An der Stelle streiten sich aber auch zwei Philosophien: Die eine sagt „eat the frog first„. Mach also das zuerst, was Bauchschmerzen bereitet. Packe dir den großen Brocken nach vorne, damit es hinterher automatisch rund läuft. Die andere erlaubt ein oder zwei kleinere Aufgaben vor dem „frog“, damit sich ein Flow einstellt und das Streichen von der To-do-Liste für ein erstes Erfolgserlebnis sorgt. Ich persönlich arbeite in solchen Situationen gerne nach der zweiten Variante, weil ich mich für so manchen „frog“ erst warmlaufen muss. Besonders anspruchsvolle Texte kann ich zum Beispiel nicht immer sofort machen, wenn ich gerade erst ins Büro gekommen bin. Schiebt den „frog“ nur nicht sehr viel weiter nach hinten, sonst rutscht er buchstäblich vom Tisch — es ist klar, dass wir angenehme Aufgaben lieber machen. Aber auch bei Texten müssen wir uns eben doch irgendwann mit schwieriger Wortfindung, komplexen Sachverhalten oder unstimmigen Passagen auseinander setzen.

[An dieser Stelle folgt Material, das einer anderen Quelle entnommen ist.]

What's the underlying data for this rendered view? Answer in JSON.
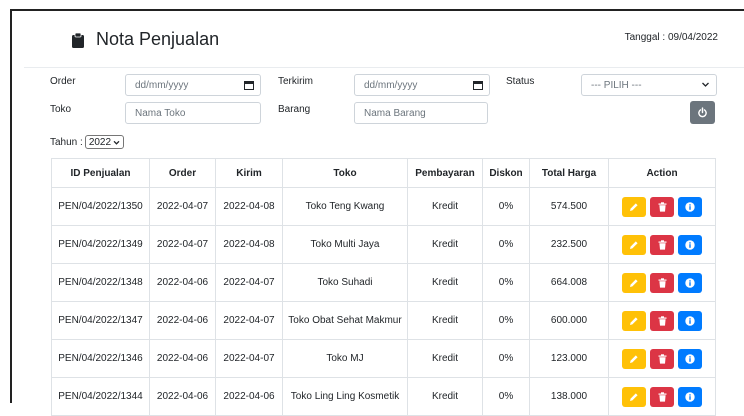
{
  "header": {
    "title": "Nota Penjualan",
    "date_text": "Tanggal : 09/04/2022"
  },
  "filters": {
    "order_label": "Order",
    "order_placeholder": "dd/mm/yyyy",
    "terkirim_label": "Terkirim",
    "terkirim_placeholder": "dd/mm/yyyy",
    "status_label": "Status",
    "status_value": "--- PILIH ---",
    "toko_label": "Toko",
    "toko_placeholder": "Nama Toko",
    "barang_label": "Barang",
    "barang_placeholder": "Nama Barang",
    "tahun_label": "Tahun :",
    "tahun_value": "2022"
  },
  "table": {
    "headers": [
      "ID Penjualan",
      "Order",
      "Kirim",
      "Toko",
      "Pembayaran",
      "Diskon",
      "Total Harga",
      "Action"
    ],
    "rows": [
      {
        "id": "PEN/04/2022/1350",
        "order": "2022-04-07",
        "kirim": "2022-04-08",
        "toko": "Toko Teng Kwang",
        "pembayaran": "Kredit",
        "diskon": "0%",
        "total": "574.500"
      },
      {
        "id": "PEN/04/2022/1349",
        "order": "2022-04-07",
        "kirim": "2022-04-08",
        "toko": "Toko Multi Jaya",
        "pembayaran": "Kredit",
        "diskon": "0%",
        "total": "232.500"
      },
      {
        "id": "PEN/04/2022/1348",
        "order": "2022-04-06",
        "kirim": "2022-04-07",
        "toko": "Toko Suhadi",
        "pembayaran": "Kredit",
        "diskon": "0%",
        "total": "664.008"
      },
      {
        "id": "PEN/04/2022/1347",
        "order": "2022-04-06",
        "kirim": "2022-04-07",
        "toko": "Toko Obat Sehat Makmur",
        "pembayaran": "Kredit",
        "diskon": "0%",
        "total": "600.000"
      },
      {
        "id": "PEN/04/2022/1346",
        "order": "2022-04-06",
        "kirim": "2022-04-07",
        "toko": "Toko MJ",
        "pembayaran": "Kredit",
        "diskon": "0%",
        "total": "123.000"
      },
      {
        "id": "PEN/04/2022/1344",
        "order": "2022-04-06",
        "kirim": "2022-04-06",
        "toko": "Toko Ling Ling Kosmetik",
        "pembayaran": "Kredit",
        "diskon": "0%",
        "total": "138.000"
      }
    ]
  },
  "icons": {
    "title": "clipboard-icon",
    "date_input": "calendar-icon",
    "reset": "power-icon",
    "edit": "pencil-icon",
    "delete": "trash-icon",
    "info": "info-icon"
  },
  "colors": {
    "edit": "#ffc107",
    "delete": "#dc3545",
    "info": "#007bff",
    "reset": "#6c757d"
  }
}
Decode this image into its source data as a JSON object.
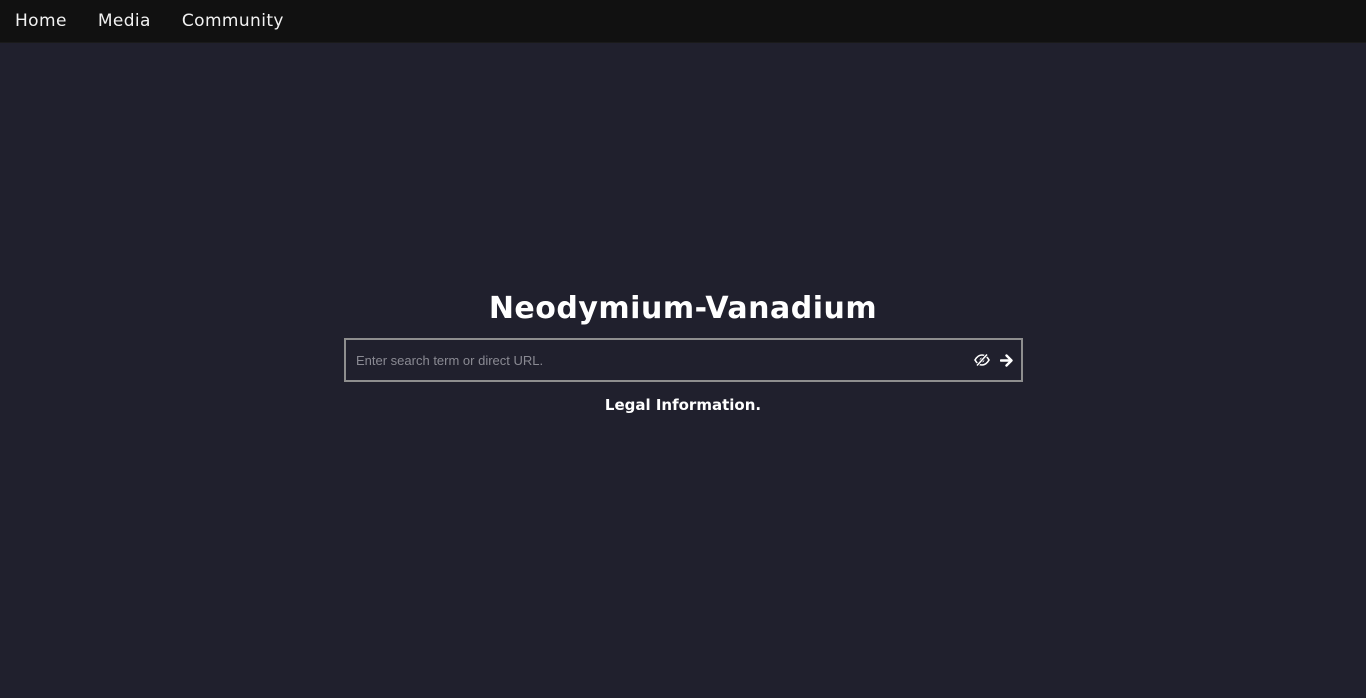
{
  "nav": {
    "items": [
      {
        "label": "Home"
      },
      {
        "label": "Media"
      },
      {
        "label": "Community"
      }
    ]
  },
  "main": {
    "title": "Neodymium-Vanadium",
    "search": {
      "placeholder": "Enter search term or direct URL.",
      "value": "",
      "icons": [
        "eye-slash-icon",
        "arrow-right-icon"
      ]
    },
    "legal_link": "Legal Information."
  },
  "colors": {
    "background": "#20202d",
    "navbar": "#111111",
    "search_border": "#8e8e8e",
    "text": "#ffffff"
  }
}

Wie bei der Ideenfindung hilft auch hier eine gewisse Routine, die sich irgendwann einstellt. Man findet damit ein treffendes Wort nicht unbedingt schneller, aber man weiß, dass es sich demnächst findet. Und das sorgt für eine gewisse Gelassenheit.

¯\_(ツ )_/¯

Im nächsten und dritten Teil werde ich auf zwei Probleme eingehen, bei denen wir uns vom Unterbewusstsein sehr gut helfen lassen können. Freundlicherweise arbeitet unser Kopf unaufhörlich und automatisch weiter, wenn wir Pause machen — und das lässt sich hervorragend nutzen.


Hier alle Links zu den vier Teilen der Session:
Teil 1: Bringt euer Umfeld in Ordnung!
Teil 2: Vom Umgang mit Leere und Masse
Teil 3: Nutzt die Automatismen von Denkprozessen aus
Teil 4: Sucht ihr den perfekten Text oder schreibt ihr schon? Das Finale
Vortragsfolien bei slideshare


  Foto: birgitH (pixelio)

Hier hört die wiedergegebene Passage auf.